ATLANTA — Monday marked the last day of Food Allergy Awareness Month. Right now, around 32 million Americans have food allergies - potentially deadly reactions to certain foods.
That number includes 11-year-old, Niall Jaxon of Atlanta. Her parents, Catherine and JJ said that 8 years ago when Niall was 3, a walnut changed everything.
"Her eyes were swollen shut, she was covered in hives, it was terrifying," Catherine said. "You always worry when they're out of your sight that they could eat something that can harm them."
The guidance at the time was to avoid giving tree nuts and peanuts to babies. But, by 2015, the Jaxons had had their third child, James, and a new study came out in the New England Journal of Medicine.
The Learning Early About Peanut Allergy (LEAP) study said peanut avoidance was not the way to go. Rather it suggested introducing peanuts to babies was the best way to prevent peanut allergies.
The study found that introducing this allergen in the first year of life and keeping them in their diet until age 5 was shown to reduce peanut allergy risk in the babies in the study by 86%.
Atlanta Food Allergy Dietitian Sherry Collins said that study helped change pediatric feeding guidelines around the world.
"It's a huge deal, it helped change decades-long thinking on how we feed infants," said Collins.
And, now, the LEAP study has helped change the guidelines here in the U.S.
Every 5 years, the USDA releases new guidelines on how Americans should eat. In the latest guidelines, they included children under the age of two and how you should feed them to help prevent food allergies.
According to the new guidelines, early introduction is crucial - between 4 months and a year.
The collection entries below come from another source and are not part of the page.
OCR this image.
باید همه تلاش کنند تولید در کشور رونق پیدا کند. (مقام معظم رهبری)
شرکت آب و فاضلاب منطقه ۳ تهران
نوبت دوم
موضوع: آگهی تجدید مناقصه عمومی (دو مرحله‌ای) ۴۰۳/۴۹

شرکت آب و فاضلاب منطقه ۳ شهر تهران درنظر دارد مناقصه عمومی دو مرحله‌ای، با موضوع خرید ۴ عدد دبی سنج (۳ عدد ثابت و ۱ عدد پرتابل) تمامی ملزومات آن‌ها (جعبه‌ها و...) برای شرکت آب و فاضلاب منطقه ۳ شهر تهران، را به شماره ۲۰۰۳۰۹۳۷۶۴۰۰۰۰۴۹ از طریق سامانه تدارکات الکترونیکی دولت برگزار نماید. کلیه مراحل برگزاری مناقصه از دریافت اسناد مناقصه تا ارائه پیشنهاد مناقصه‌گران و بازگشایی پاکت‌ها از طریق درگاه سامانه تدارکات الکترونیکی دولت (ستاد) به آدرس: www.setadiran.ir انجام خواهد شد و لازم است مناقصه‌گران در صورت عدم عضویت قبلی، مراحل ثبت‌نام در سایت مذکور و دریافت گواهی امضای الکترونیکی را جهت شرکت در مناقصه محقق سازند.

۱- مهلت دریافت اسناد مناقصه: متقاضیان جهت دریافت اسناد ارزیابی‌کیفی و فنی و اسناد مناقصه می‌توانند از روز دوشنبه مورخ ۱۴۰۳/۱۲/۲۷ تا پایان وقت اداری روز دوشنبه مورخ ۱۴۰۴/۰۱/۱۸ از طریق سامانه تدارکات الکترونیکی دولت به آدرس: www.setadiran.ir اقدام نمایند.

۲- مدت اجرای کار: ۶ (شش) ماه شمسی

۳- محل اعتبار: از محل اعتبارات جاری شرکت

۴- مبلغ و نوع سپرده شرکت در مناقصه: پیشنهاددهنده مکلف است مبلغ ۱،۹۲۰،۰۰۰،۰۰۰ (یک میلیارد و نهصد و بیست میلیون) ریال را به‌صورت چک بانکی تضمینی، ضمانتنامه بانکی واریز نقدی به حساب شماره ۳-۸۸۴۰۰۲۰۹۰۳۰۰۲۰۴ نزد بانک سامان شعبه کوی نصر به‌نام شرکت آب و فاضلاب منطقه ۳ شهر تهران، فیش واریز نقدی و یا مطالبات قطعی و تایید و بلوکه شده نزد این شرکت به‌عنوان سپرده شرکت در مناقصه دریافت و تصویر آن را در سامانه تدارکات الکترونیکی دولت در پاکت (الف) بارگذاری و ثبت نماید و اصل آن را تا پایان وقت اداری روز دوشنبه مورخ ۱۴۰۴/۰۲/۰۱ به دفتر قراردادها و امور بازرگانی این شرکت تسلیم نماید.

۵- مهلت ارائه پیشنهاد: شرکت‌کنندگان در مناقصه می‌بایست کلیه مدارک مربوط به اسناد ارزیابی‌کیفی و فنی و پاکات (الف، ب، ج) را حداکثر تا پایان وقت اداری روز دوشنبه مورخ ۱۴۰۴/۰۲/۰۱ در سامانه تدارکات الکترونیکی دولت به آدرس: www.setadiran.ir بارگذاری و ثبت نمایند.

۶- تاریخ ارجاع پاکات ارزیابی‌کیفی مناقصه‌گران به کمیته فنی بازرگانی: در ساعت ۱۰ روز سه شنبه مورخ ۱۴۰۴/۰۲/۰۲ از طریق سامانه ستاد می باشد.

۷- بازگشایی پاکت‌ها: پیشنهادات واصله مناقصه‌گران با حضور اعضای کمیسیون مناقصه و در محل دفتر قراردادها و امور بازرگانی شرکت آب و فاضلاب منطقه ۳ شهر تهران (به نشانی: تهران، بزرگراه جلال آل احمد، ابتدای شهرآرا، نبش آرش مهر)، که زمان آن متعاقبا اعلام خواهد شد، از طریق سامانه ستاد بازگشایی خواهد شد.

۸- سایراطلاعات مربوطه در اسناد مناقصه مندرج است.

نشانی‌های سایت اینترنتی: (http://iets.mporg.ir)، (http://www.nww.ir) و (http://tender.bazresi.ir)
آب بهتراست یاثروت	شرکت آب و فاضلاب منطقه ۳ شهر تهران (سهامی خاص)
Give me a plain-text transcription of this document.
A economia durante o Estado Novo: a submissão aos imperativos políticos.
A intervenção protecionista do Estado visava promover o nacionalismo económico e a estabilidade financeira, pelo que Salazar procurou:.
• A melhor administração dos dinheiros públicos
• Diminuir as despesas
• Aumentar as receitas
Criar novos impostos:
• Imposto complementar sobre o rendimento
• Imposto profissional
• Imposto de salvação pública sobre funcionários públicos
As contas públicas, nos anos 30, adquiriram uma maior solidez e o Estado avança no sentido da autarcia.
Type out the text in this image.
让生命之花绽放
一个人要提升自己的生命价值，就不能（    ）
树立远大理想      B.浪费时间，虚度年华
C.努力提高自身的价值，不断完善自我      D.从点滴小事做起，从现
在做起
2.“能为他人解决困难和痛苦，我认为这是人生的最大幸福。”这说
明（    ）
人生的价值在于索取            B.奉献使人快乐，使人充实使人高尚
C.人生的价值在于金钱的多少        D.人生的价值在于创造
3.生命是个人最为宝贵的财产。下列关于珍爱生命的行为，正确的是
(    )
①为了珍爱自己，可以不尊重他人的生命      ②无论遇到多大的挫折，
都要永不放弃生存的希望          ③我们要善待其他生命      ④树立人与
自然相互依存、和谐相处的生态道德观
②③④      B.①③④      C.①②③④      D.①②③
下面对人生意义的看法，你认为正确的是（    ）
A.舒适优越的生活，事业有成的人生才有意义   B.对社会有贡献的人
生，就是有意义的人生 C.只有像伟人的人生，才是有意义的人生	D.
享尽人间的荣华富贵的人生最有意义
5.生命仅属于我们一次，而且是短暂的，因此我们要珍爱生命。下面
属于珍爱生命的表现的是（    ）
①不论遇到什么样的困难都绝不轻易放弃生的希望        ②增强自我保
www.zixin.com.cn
You should introduce all common food allergens when solid foods start and consistency is key; once an allergen is introduced, you should maintain exposure.
When it comes to peanuts, Collins said there are easy ways to introduce the allergen to infants.
"You can start with peanut butter or peanut powder and mix it with warm water or breast milk or formula and that makes a slurry," said Collins.
To make peanut exposure even easier, last year the Jaxons reached out to the lead London doctor in the LEAP study, Dr. Gideon Lack, to create preventative peanut puffs. They formed Mission Mighty Me to create baby-friendly snacks and raise awareness. During the pandemic, they donated puffs to food-insecure families as another way to raise awareness and bring food allergies down.
Jaxon said she's glad to play a part in helping other families avoid peanut allergies- she wishes this information would've been available when Niall was a baby.
"If there was anything we could've done to prevent this food allergy for her we would've done it," said Jaxon.